Prove that $X=\{(x,y) :x\text{ is rational or }y\text{ is rational}\}$ is path connected.

So for every $(x,y)$ in $X$, I need to find a continuous function $f$ on $[a,b]$ such that $f(a)=x$ and $f(b)=y$.

Trying to think about suitable functions, maybe one which sends everything to nearest rational. But don't think such a function exists.

Answer 1

Indeed, a "nearest rational" does not exist.
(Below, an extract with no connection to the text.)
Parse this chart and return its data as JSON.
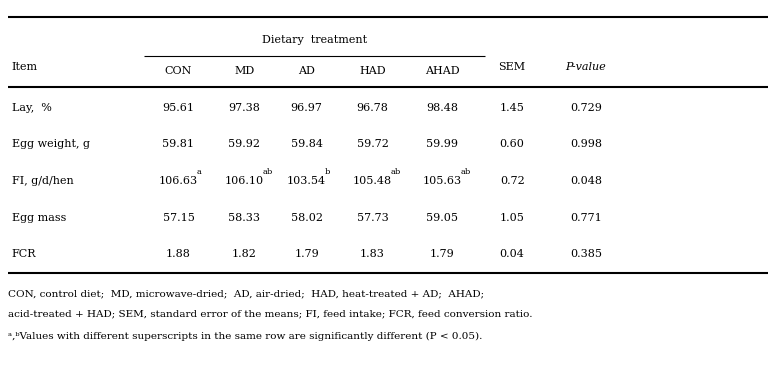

If $x$ is rational, you can find an obvious path from $(x,y)$ to $(x,0)$ and then on to $(0,0)$. Similarly, if $y$ is rational, you can find a path to $(0,0)$ via $(0,y)$. Thus any $(x,y)\in X$ is pathconnected to $(0,0)$.

Answer 2

Path connected means that for arbitrary pairs of points in $X$, $(x_1, y_1)$ and $(x_2, y_2)$, you can find a continuous map $f : [0,1] \rightarrow X$ such that $f(0) = (x_1, y_1)$ and $f(1) = (x_2, y_2)$.

One way to do this is to construct a path $(x_1, y_1)$ to $(x_1,0)$ to $(0, 0)$ to $(x_2, 0)$ to $(x_2, y_2)$. That is, every member of $X$ is path connected with $(0,0)$.

Answer 3

Proof guideline:

1. Show that for all $ x \in \mathbb{Q}$ any line $L_x = \{(x,y) , \forall y \in \mathbb{R}\}$ is path-connected
2. Show that for all $ y \in \mathbb{Q}$ any line $L'_y = \{(x,y) , \forall x \in \mathbb{R}\}$ is path-connected
3. From (1) and (2) follows that $L_0$ and $L'_0$ are path-connected
4. Show that if $X$ and $Y$ are path connected and $X \cap Y \neq \emptyset$, then $X \cup Y$ is path connected

Explanation:

Notice that if you would "draw" $X$ it would look like a grid of perpendicular lines. Now each of these lines cross either the x-axis or the y-axis. Since $0$ is a rational number, both the x-axis and the y-axis are subsets of $X$. Each line is now connected to another through the axis. So by proving point (4) we show that the whole of $X$ is also path-connected.